How to add an API key
- In Settings, tap App.
- Find the section for the key you want (Claude assistant, Fuel prices, or Apple Music).
- Paste the key or token into the box and tap Save. To remove it later, tap Clear.
What you need
Several tabs come alive only when the matching hardware or key is set up. xOverland is honest about this — it tells you on-screen when something isn't connected instead of showing fake data.
- Service, and the live parts of Dashboard/Alerts need your truck connected for real mileage, temperatures, fuel, voltage, and tire pressures. Live vehicle data comes from either a supported OBD-II adapter or the head unit's CAN connection. An OBD-II adapter is paired at the truck's own Bluetooth settings (the app will prompt "Pair an OBD-II adapter in Bluetooth settings" if it doesn't see one); it is not paired on the Settings › Devices tab.
- Audio needs the head unit's CAN connection to actually change the amp; otherwise it's a labeled preview.
- Devices needs a Bluetooth light panel and the unit's Bluetooth adapter. If there's no adapter, the tab says so.
- Claude assistant needs your Anthropic API key (App tab). Fuel prices needs a free EIA key. Apple Music needs your Apple Music developer token.
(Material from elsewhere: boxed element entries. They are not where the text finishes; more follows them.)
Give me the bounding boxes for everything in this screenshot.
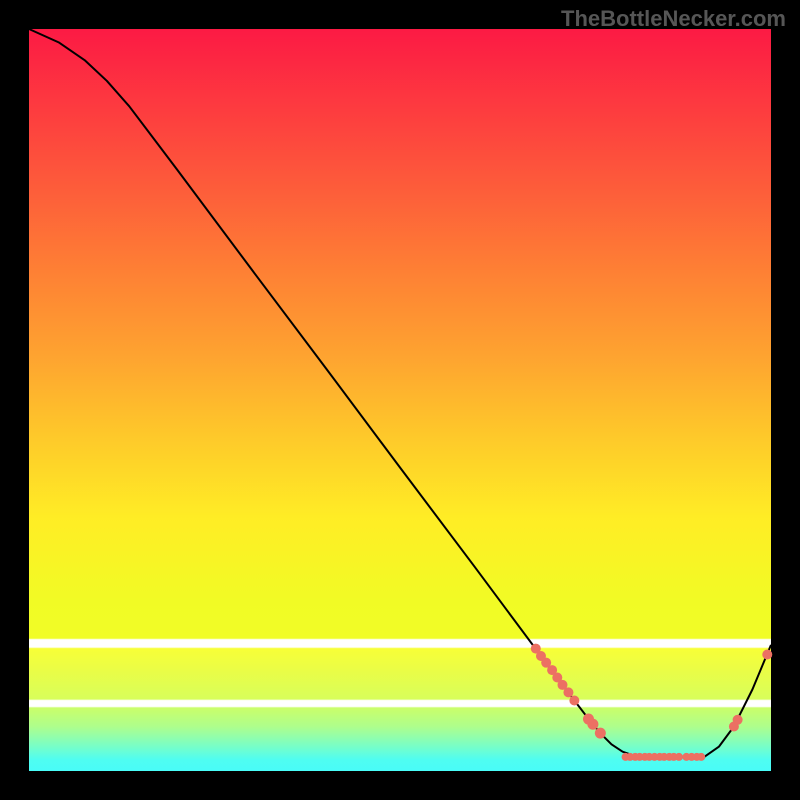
stage: TheBottleNecker.com	[0, 0, 800, 800]
plot-background	[29, 29, 771, 771]
watermark-text: TheBottleNecker.com	[561, 6, 786, 32]
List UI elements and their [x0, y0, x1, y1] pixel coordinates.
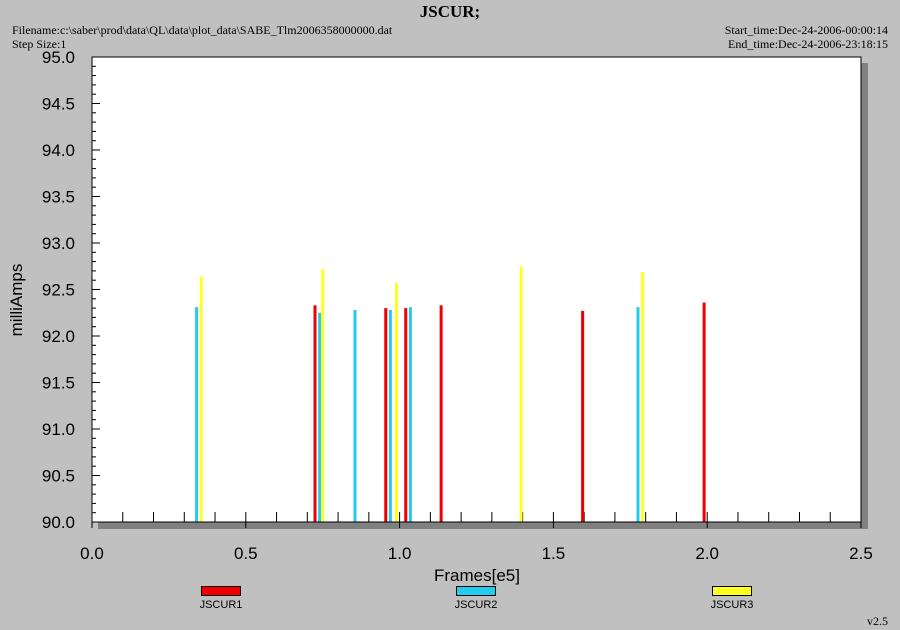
legend-swatch-jscur1: [201, 586, 241, 596]
legend-swatch-jscur3: [712, 586, 752, 596]
legend-label-jscur1: JSCUR1: [199, 599, 243, 611]
bar-jscur3: [199, 276, 203, 522]
bar-jscur1: [702, 302, 706, 522]
bar-jscur2: [636, 307, 640, 522]
step-size-label: Step Size:1: [12, 37, 67, 51]
y-tick-label: 91.0: [42, 420, 75, 439]
y-axis-label: milliAmps: [7, 264, 26, 337]
x-tick-labels: 0.0 0.5 1.0 1.5 2.0 2.5: [80, 522, 873, 563]
x-axis-label: Frames[e5]: [434, 566, 520, 585]
x-tick-label: 1.5: [542, 544, 566, 563]
x-tick-label: 0.5: [234, 544, 258, 563]
bar-jscur2: [195, 307, 199, 522]
bar-jscur1: [439, 305, 443, 522]
bar-jscur1: [404, 308, 408, 522]
bar-jscur2: [353, 309, 357, 522]
data-bars: [195, 266, 706, 522]
bar-jscur2: [318, 312, 322, 522]
legend-label-jscur2: JSCUR2: [454, 599, 498, 611]
y-tick-labels: 90.0 90.5 91.0 91.5 92.0 92.5 93.0 93.5 94.0 94.5…: [42, 48, 100, 532]
bar-jscur3: [519, 266, 523, 522]
legend-label-jscur3: JSCUR3: [710, 599, 754, 611]
y-tick-label: 93.0: [42, 234, 75, 253]
bar-jscur1: [384, 308, 388, 522]
y-tick-label: 92.0: [42, 327, 75, 346]
y-tick-label: 90.5: [42, 467, 75, 486]
minor-ticks: [91, 56, 862, 523]
legend-swatch-jscur2: [456, 586, 496, 596]
y-tick-label: 91.5: [42, 374, 75, 393]
bar-jscur3: [321, 269, 325, 522]
y-tick-label: 93.5: [42, 188, 75, 207]
x-tick-label: 1.0: [388, 544, 412, 563]
chart-title: JSCUR;: [419, 2, 481, 21]
bar-jscur1: [581, 310, 585, 522]
x-tick-label: 2.5: [849, 544, 873, 563]
y-tick-label: 95.0: [42, 48, 75, 67]
y-tick-label: 90.0: [42, 513, 75, 532]
plot-area: [91, 56, 862, 523]
bar-jscur2: [388, 309, 392, 522]
y-tick-label: 92.5: [42, 281, 75, 300]
bar-jscur1: [313, 305, 317, 522]
bar-jscur3: [641, 271, 645, 522]
legend-jscur3: JSCUR3: [692, 586, 772, 611]
legend-jscur2: JSCUR2: [436, 586, 516, 611]
x-tick-label: 0.0: [80, 544, 104, 563]
version-label: v2.5: [867, 614, 888, 628]
bar-jscur2: [408, 307, 412, 522]
bar-jscur3: [395, 282, 399, 522]
legend-jscur1: JSCUR1: [181, 586, 261, 611]
x-tick-label: 2.0: [695, 544, 719, 563]
end-time-label: End_time:Dec-24-2006-23:18:15: [728, 37, 888, 51]
y-tick-label: 94.0: [42, 141, 75, 160]
y-tick-label: 94.5: [42, 95, 75, 114]
filename-label: Filename:c:\saber\prod\data\QL\data\plot…: [12, 23, 393, 37]
start-time-label: Start_time:Dec-24-2006-00:00:14: [724, 23, 888, 37]
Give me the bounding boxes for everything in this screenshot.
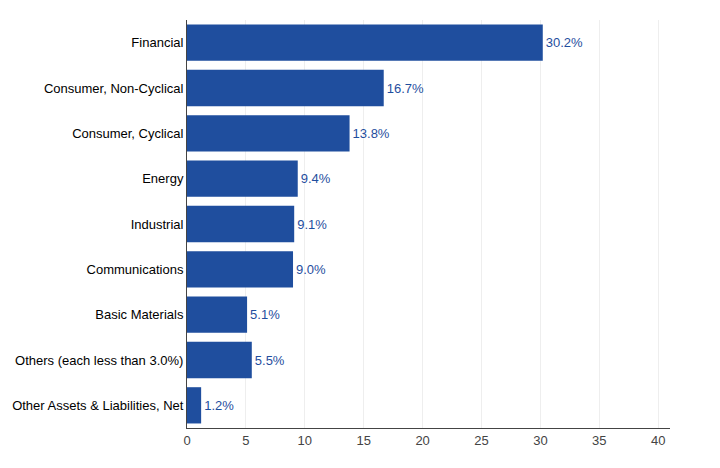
svg-text:9.0%: 9.0% <box>296 262 326 277</box>
svg-text:30.2%: 30.2% <box>546 35 583 50</box>
svg-text:9.4%: 9.4% <box>301 171 331 186</box>
svg-text:1.2%: 1.2% <box>204 398 234 413</box>
svg-text:Financial: Financial <box>131 35 183 50</box>
svg-text:10: 10 <box>298 433 312 448</box>
svg-text:Basic Materials: Basic Materials <box>95 307 184 322</box>
svg-text:25: 25 <box>474 433 488 448</box>
svg-text:5.5%: 5.5% <box>255 353 285 368</box>
svg-text:Other Assets & Liabilities, Ne: Other Assets & Liabilities, Net <box>12 398 184 413</box>
svg-text:Communications: Communications <box>87 262 184 277</box>
svg-text:5: 5 <box>242 433 249 448</box>
svg-text:0: 0 <box>183 433 190 448</box>
svg-text:35: 35 <box>592 433 606 448</box>
svg-text:Energy: Energy <box>142 171 184 186</box>
svg-text:30: 30 <box>533 433 547 448</box>
svg-text:Consumer, Cyclical: Consumer, Cyclical <box>72 126 183 141</box>
svg-text:16.7%: 16.7% <box>387 81 424 96</box>
svg-text:5.1%: 5.1% <box>250 307 280 322</box>
svg-text:20: 20 <box>415 433 429 448</box>
svg-text:Consumer, Non-Cyclical: Consumer, Non-Cyclical <box>44 81 184 96</box>
svg-text:9.1%: 9.1% <box>297 217 327 232</box>
svg-text:Industrial: Industrial <box>131 217 184 232</box>
svg-text:15: 15 <box>356 433 370 448</box>
svg-text:Others (each less than 3.0%): Others (each less than 3.0%) <box>15 353 183 368</box>
svg-text:13.8%: 13.8% <box>353 126 390 141</box>
svg-text:40: 40 <box>651 433 665 448</box>
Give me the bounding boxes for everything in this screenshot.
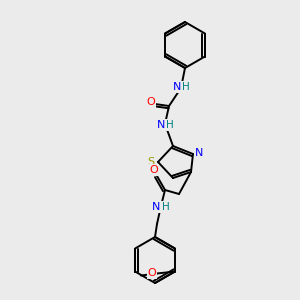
- Text: H: H: [166, 120, 174, 130]
- Text: N: N: [173, 82, 181, 92]
- Text: H: H: [162, 202, 170, 212]
- Text: O: O: [148, 268, 156, 278]
- Text: H: H: [182, 82, 190, 92]
- Text: N: N: [157, 120, 165, 130]
- Text: N: N: [152, 202, 160, 212]
- Text: O: O: [147, 97, 155, 107]
- Text: S: S: [147, 157, 155, 167]
- Text: N: N: [195, 148, 203, 158]
- Text: O: O: [150, 165, 158, 175]
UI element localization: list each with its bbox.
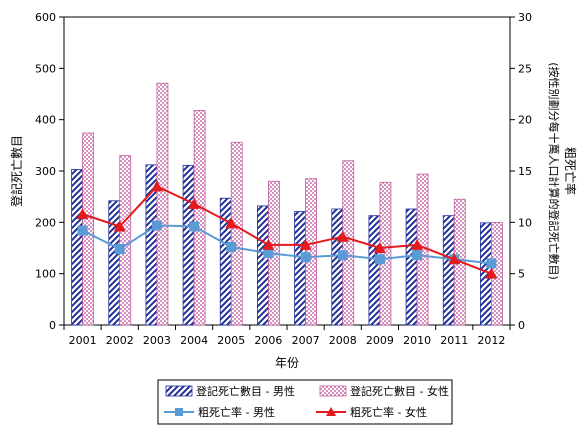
bar-male-2007: [294, 211, 306, 326]
lines-layer: [76, 180, 498, 279]
legend-swatch-female-deaths: [319, 385, 347, 397]
bar-female-2004: [193, 110, 206, 326]
right-tick-label: 5: [518, 268, 525, 281]
bar-male-2006: [257, 205, 269, 326]
x-tick-label-2007: 2007: [292, 334, 320, 347]
right-tick-label: 25: [518, 62, 532, 75]
point-female-rate-2002: [113, 220, 126, 232]
legend-label-male-deaths: 登記死亡數目 - 男性: [196, 384, 295, 398]
point-female-rate-2003: [150, 180, 163, 192]
left-axis-title: 登記死亡數目: [9, 135, 24, 207]
bar-male-2001: [71, 169, 83, 326]
x-tick-label-2005: 2005: [217, 334, 245, 347]
right-axis-subtitle: (按性別劃分每十萬人口計算的登記死亡數目): [547, 62, 561, 280]
left-tick-label: 600: [35, 11, 56, 24]
left-tick-label: 100: [35, 268, 56, 281]
legend-box: [157, 379, 453, 425]
x-tick-label-2006: 2006: [254, 334, 282, 347]
x-tick-label-2010: 2010: [403, 334, 431, 347]
right-tick-label: 30: [518, 11, 532, 24]
bars-layer: [71, 82, 503, 326]
bar-male-2008: [331, 208, 344, 326]
point-female-rate-2010: [411, 238, 424, 250]
legend-label-female-deaths: 登記死亡數目 - 女性: [350, 384, 449, 398]
line-female-rate: [82, 185, 492, 275]
line-male-rate: [82, 224, 492, 265]
x-tick-label-2003: 2003: [143, 334, 171, 347]
x-tick-label-2012: 2012: [477, 334, 505, 347]
point-male-rate-2004: [189, 221, 200, 232]
right-tick-label: 10: [518, 216, 532, 229]
right-axis-title: 粗死亡率: [563, 147, 578, 195]
point-male-rate-2005: [226, 241, 237, 252]
x-tick-label-2011: 2011: [440, 334, 468, 347]
bar-male-2002: [108, 200, 121, 326]
point-female-rate-2001: [76, 208, 89, 220]
legend: 登記死亡數目 - 男性 登記死亡數目 - 女性 粗死亡率 - 男性 粗死亡率 -…: [157, 379, 453, 425]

All three are stored only on your device.
- The XLink / CarPlay / Android Auto dongle is set up on its own XLink screen (reached from the media/XLink surface), not from this Settings page.
Tips & good to know
- Nothing is lost between drives. Your vehicle info, dashboard layout, alert thresholds, keys, and light-panel setup are saved on the head unit and restored every time the truck powers on.
- Save buttons tell you the truth. On the Vehicle and App key sections, the button reads "Save," turns green to "Saved" after you tap it, and flips back the moment you edit again — so you always know if you have unsaved changes.
- Auto day/night can follow your headlights. With Display set to Auto, the interface switches to its night look when the truck's headlights/illumination come on, then falls back to sunrise/sunset and finally the local clock.
- Reset asks twice. Resetting the dashboard cards requires a confirming second tap, so a stray touch won't wipe your layout.
- Honest "not connected" states everywhere. Audio shows "preview," Service asks you to connect for real mileage, and Devices tells you if there's no Bluetooth — you'll never be fooled into thinking a control is live when it isn't.
- CAN Data Capture and Drive Logs are advanced. They save to files on the head unit that you copy off later; most owners never need them, but they're there for deep diagnostics and record-keeping.